In order to make these operations at most \(\mathcal {O}(\log (k))\) time for a compact code of size k, one way is to represent a compact code as a balanced binary tree of pairs of bit position spans 〈l _i ,u _i 〉, taking advantage of the ordering imposed by condition (1).

Thus, the java.util.TreeSet class looks like a convenient choice, since it offers the required data structure properties in addition to defining methods such as first, last, higher, lower, add, remove, etc., as well as an order-respecting iterator.

On the other hand, the java.util.TreeSet is missing a replace method—which is critically needed for setting and unsetting bits. It is also missing an insert method that splices a new sequence of packet pairs into an existing compact code, which may also be often used. One must resort to several add/remove method invocations to replace or insert elements, which incur new searches (and possible intermediate rebalancing of the tree) each time. This is a waste since replacing and inserting can be done in \(\mathcal {O}(1)\) time when having already found the required elements, and only one (final) \(\mathcal {O}(\log (k))\) tree rebalancing.

Hence, rather than relying on the ready-to-use java.util.TreeSet class, it may be more beneficial to implement a new specific class for a compact code as a doubly linked list and a balanced binary tree adapted for the specific nature of its pair elements. This would make transparent the double links of each pair element and ease replacement and insertion.³⁰

1.5 A.5 Discussion

A similar data structure was proposed by researchers in data and knowledge bases in (Agrawal et al. 1989). However, the authors did not use that representation for lattice operations as we do here. Instead, they focused on using it for obtaining more compact range-sequence codes for the transitive closure of the “is-a” relation of a taxonomy. That representation is equivalent to the one we specify here and to the one in (Aït-Kaci et al. 1989). Contrary to (Aït-Kaci et al. 1989), they define an element’s code as the union of index ranges from the post-order arrangement of the a spanning tree of the “is-parent-of” relation of a taxonomy. Each concept in the taxonomy (i.e., each element in the poset) of post-order index j is then encoded as the interval 〈i,j〉 where i is the smallest post-order index of all its descendants.
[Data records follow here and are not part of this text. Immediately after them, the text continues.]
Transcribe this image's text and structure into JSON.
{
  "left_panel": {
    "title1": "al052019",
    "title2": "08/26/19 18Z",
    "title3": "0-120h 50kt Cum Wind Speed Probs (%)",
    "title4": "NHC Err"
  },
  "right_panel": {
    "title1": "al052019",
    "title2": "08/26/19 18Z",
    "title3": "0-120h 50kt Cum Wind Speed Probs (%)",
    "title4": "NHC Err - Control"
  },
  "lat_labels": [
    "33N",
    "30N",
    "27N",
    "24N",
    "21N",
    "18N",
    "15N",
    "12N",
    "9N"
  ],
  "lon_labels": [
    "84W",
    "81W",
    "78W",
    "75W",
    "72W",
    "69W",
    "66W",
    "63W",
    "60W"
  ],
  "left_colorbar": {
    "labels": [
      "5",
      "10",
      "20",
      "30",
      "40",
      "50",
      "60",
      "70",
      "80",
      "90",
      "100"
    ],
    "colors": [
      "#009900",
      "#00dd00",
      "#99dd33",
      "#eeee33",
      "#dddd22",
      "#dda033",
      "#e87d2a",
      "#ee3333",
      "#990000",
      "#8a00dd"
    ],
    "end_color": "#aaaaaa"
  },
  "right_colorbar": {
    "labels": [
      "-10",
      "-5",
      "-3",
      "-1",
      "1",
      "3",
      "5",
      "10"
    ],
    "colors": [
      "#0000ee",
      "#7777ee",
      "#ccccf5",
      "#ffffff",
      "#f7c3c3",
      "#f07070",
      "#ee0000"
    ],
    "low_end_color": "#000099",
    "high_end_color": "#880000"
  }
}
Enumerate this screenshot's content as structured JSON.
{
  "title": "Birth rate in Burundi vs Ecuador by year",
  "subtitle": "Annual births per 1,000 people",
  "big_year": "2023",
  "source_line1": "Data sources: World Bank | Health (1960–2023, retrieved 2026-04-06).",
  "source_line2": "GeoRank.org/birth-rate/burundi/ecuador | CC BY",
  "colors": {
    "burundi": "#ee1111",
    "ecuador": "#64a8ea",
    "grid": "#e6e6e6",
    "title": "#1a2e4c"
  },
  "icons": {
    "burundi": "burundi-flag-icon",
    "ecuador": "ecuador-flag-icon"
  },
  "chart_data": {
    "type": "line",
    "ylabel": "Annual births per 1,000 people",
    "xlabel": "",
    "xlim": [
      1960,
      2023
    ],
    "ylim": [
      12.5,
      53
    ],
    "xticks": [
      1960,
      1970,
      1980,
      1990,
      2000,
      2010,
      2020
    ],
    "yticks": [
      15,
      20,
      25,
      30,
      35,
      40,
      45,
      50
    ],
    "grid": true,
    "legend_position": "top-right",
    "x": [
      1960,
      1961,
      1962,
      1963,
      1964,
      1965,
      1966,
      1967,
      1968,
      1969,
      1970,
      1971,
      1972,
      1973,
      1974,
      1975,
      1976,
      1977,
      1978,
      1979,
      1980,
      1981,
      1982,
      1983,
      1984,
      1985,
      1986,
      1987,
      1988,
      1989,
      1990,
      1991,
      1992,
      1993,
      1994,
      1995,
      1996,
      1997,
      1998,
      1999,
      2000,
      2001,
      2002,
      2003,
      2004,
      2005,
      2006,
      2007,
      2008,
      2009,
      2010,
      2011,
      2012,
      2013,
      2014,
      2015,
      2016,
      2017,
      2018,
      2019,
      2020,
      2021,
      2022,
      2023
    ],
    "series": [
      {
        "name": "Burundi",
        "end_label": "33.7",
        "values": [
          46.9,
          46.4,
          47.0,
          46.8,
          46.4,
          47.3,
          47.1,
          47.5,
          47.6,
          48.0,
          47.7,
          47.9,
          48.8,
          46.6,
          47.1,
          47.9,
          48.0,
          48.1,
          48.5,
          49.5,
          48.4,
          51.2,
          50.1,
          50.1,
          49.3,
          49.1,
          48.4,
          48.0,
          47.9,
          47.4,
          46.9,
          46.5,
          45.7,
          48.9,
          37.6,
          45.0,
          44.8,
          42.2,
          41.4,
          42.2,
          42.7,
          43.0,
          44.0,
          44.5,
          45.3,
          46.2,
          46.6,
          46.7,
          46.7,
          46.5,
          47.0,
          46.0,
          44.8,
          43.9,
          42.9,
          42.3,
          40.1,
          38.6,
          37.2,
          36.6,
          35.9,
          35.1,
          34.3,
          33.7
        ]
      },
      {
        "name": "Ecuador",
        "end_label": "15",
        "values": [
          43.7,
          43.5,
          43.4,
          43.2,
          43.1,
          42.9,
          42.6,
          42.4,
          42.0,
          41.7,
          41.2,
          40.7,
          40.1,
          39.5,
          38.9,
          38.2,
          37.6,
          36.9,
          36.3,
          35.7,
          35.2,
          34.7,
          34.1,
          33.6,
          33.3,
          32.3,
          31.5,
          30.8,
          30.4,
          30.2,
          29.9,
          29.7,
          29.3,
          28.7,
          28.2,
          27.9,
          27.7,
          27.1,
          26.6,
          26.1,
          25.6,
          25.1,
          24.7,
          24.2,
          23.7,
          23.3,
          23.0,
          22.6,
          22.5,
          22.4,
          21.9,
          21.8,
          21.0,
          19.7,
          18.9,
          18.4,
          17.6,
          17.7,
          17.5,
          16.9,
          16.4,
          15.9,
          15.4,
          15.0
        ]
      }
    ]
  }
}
Although they did not do it, it is easy to show that their representation is equivalent to bit vectors. But they did not specify lattice operations on their data structures as we do for ours in this document. What they focused on was minimizing the total number of packets in range codes. In order to do so, they suggest generating codes based on the “optimal” spanning tree for generating the most compact set of codes. The data structure and algorithm for what they call “compressed transitive closure” do not maintain dynamic interval consistency caused by potential adjacency as we do here.³¹ Although they do cite (Aït-Kaci et al. 1989), Agrawal et al. do so only in the conclusion as they had just noticed its publication. They suggest that their approach and that exposed in Aït-Kaci et al. (1989) might be combined for processing large taxonomies. As far as we know, no follow-up on this suggestion was carried out.
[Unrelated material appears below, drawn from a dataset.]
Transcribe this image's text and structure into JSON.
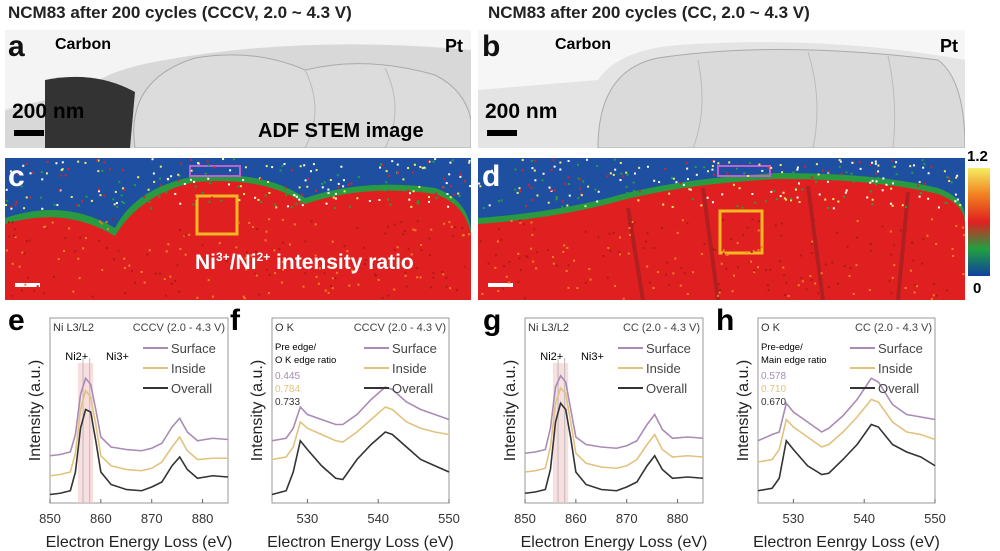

It is clear how the work of (Agrawal et al. 1989), although orthogonal to ours, could be adapted to our needs as well in order to improve its space consumption. However, it is to be noted that their code-compaction method requires a topologically ordered poset. For very large taxonomies (over 1 million elements) the price of sorting the taxonomy might be worth spending only for once-for-all prepocessing prior to query time (Aït-Kaci and Amir 2013; Amir and Aït-Kaci 2013). Also, the question of incrementality is not addressed.
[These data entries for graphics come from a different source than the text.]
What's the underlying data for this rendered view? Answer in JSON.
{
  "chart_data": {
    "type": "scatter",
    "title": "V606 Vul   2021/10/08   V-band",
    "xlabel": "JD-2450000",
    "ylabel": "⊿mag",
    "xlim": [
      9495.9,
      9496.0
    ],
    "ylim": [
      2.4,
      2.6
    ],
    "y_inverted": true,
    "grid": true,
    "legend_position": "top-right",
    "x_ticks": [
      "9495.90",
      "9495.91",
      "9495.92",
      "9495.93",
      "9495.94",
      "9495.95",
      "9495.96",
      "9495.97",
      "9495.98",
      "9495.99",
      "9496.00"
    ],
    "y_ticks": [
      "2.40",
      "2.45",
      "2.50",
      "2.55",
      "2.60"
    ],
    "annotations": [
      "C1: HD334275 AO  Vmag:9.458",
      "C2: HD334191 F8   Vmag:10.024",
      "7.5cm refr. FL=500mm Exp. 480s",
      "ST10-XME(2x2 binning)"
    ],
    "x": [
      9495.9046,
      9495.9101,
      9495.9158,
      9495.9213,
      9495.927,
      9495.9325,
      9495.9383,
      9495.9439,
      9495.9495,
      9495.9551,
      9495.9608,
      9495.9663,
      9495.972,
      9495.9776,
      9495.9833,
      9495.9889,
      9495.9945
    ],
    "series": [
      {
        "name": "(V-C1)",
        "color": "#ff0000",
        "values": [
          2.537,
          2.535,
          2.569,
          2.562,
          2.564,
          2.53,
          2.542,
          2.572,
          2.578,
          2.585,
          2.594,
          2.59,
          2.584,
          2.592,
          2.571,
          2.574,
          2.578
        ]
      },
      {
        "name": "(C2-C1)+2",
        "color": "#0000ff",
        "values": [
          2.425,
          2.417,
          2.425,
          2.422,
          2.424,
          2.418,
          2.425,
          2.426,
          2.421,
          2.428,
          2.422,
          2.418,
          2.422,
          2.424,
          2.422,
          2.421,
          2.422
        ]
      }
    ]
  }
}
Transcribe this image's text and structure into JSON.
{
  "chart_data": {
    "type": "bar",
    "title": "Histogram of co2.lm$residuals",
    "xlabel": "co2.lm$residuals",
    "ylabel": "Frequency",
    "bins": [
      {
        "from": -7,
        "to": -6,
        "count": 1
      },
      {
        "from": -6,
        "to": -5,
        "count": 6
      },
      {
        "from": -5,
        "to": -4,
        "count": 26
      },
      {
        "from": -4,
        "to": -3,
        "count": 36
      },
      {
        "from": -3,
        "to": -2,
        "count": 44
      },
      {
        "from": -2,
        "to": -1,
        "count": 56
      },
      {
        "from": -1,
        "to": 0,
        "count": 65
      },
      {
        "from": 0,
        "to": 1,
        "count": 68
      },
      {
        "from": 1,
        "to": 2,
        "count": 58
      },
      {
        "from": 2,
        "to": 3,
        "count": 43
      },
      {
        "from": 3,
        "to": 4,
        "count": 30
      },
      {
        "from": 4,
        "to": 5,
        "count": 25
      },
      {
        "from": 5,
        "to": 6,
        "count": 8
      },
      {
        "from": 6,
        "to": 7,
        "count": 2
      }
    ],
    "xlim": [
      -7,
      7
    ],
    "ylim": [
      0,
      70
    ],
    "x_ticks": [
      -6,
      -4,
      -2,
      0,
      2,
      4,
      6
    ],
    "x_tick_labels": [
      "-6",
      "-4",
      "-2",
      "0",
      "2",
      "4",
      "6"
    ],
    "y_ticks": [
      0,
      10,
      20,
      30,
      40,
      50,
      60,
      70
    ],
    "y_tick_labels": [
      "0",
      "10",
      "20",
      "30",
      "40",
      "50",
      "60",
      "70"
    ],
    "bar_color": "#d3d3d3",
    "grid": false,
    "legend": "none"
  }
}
Finally, although this work has been motivated for obtaining a compact representation of binary codes encoding a partial order, it comes as evident that the data structure, and operations on it, specified in this appendix can represent any set of integers (or integer-indexed set) seen as a sequence of intervals. Set intersection is realized as the conjunction described in Section A.3.1; set union as the disjunction described in Section A.3.2; and, set complementation as the negation described in Section A.3.3. Therefore, it can readily be used for this purpose as well.